The Moral Equivalent of War, 2016
Printed laser cut-out
“History is not ‘was’. It is.” William Faulkner
Ayaz Jokhio’s work is titled after an essay written in 1910 by William James, an influential American psychologist and educationist. In his essay, The Moral Equivalent of War, James discusses the positive effects of war on human psychology. Warfare, he argues, gives you a sense of belonging, identity, unity, loyalty, commitment, support, activeness, alertness, expression of higher quality, and a chance to display courage, daring and skills.
Without pointing to a solution, James suggests that the human race immediately needs a substitute for warfare – one that provides us with the same positive psychological and social effect, but without the devastation. Ayaz Jokhio’s combination of war and sports imagery offers a possible answer to James’ postulation. Sport is the only obvious moral equivalent of warfare that can provide the same psychological effect.

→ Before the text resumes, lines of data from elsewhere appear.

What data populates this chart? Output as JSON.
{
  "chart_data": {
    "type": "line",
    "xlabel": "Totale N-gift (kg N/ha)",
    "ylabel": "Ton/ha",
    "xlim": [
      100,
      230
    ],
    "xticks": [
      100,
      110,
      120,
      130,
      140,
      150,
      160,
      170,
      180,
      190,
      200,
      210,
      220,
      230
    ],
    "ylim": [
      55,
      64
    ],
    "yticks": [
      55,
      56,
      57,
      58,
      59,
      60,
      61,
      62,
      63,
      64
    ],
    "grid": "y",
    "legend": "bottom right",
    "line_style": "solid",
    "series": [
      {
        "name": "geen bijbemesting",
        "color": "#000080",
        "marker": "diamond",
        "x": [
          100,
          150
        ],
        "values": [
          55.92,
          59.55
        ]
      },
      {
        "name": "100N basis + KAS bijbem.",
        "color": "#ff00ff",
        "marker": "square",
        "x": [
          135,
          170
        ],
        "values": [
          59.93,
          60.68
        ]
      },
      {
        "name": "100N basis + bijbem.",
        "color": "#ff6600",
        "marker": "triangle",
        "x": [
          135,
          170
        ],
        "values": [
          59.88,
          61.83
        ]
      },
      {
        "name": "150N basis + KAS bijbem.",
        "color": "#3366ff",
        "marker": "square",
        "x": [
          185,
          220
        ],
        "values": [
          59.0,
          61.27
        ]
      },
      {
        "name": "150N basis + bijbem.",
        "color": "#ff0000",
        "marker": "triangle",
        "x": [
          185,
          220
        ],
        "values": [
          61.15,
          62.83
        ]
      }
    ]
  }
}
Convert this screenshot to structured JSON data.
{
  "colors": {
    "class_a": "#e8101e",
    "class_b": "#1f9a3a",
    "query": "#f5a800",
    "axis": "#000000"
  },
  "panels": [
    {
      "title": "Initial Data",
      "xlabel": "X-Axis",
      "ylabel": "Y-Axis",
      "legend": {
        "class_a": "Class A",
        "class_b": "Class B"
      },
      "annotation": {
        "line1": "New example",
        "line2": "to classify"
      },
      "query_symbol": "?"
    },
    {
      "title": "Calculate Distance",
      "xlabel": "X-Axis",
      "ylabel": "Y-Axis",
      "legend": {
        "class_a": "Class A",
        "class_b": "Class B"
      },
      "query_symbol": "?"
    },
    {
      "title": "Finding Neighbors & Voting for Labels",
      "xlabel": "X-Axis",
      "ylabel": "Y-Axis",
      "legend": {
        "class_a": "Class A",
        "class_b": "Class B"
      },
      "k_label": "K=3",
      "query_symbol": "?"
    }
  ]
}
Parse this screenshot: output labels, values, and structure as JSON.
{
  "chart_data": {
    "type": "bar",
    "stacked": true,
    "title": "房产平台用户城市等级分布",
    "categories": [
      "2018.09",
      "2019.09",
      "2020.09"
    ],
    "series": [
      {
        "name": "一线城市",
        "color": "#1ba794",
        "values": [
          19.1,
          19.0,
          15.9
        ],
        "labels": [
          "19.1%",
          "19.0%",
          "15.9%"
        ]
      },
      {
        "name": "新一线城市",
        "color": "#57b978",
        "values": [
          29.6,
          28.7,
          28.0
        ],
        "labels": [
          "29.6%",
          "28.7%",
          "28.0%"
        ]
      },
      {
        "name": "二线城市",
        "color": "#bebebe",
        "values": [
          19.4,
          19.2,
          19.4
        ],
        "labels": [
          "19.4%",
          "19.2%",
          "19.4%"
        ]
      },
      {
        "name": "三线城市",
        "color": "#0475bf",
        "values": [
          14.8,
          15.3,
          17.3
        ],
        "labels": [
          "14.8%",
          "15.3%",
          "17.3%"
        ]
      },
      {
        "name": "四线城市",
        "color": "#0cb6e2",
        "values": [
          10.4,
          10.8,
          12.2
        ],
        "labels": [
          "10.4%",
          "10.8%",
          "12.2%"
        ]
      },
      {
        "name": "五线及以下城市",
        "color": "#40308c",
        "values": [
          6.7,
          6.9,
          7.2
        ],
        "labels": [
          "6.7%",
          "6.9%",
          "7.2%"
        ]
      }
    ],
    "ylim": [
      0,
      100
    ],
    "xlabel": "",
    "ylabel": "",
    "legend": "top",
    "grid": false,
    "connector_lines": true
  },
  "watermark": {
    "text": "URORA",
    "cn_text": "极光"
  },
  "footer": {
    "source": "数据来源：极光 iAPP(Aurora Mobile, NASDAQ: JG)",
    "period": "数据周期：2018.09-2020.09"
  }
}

Ayaz Jokhio (*1978, lives and works in Lahore, Pakistan) uses for his artistic works an amalgamation of imagery from print media, the Internet, and popular culture along with his own observations of contemporary Pakistan. His work has been shown in numerous group and solo exhibitions in Pakistan and abroad, and he has been a resident artist in Switzerland, Germany and Japan. Ayaz Jokhio teaches at the Mariam Dawood School of Visual Arts and Design, Beaconhouse National University in Lahore.